Die Rede ist nicht von den Streichen gelangweilter Wildhüter, sondern von einem recht wirksamen Schutz vor Löwenangriffen. Denn wie sich kürzlich herausgestellt hat, wird der König der Tiere zum Angsthasen, wenn ihm das Opfer direkt in die Augen blickt. Diese Erkenntnis bedeutet einen dramatischen Imageverlust für den Löwen. Zugleich könnte sie die Lebenserwartung afrikanischer Kühe deutlich erhöhen. Denn Platz für ein Paar Augen findet sich auf jedem Wiederkäuerhintern.Ob ähnliche Bebilderungen auch für Menschen sinnvoll wären, ist noch nicht ausreichend erforscht.

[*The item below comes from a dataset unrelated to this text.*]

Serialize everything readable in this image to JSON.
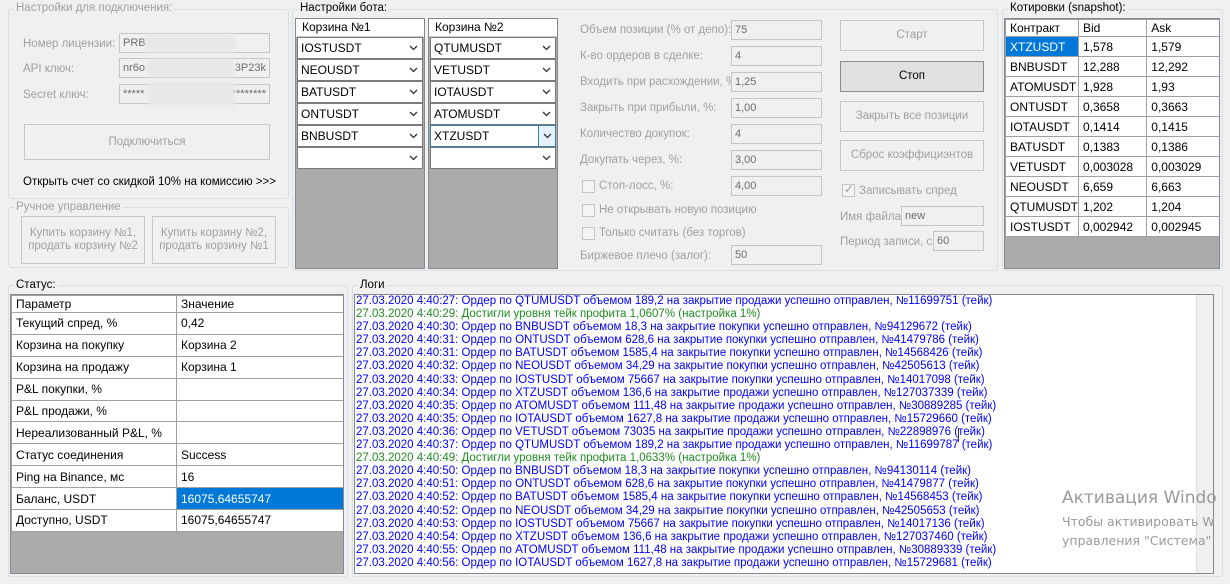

Genau in die andere Richtung, den Jäger anzulocken, zielte einst das etwas aus der Mode gekommene "Arschgeweih", eine symmetrische Tätowierung oberhalb des Steißbeins. Vielleicht lohnt auch hier ein Augenpaar als Folgemotiv. Und sei es nur, um unerwünschten Verehrern sagen zu können, dass man sie nicht einmal mit dem Allerwertesten anblicken mag.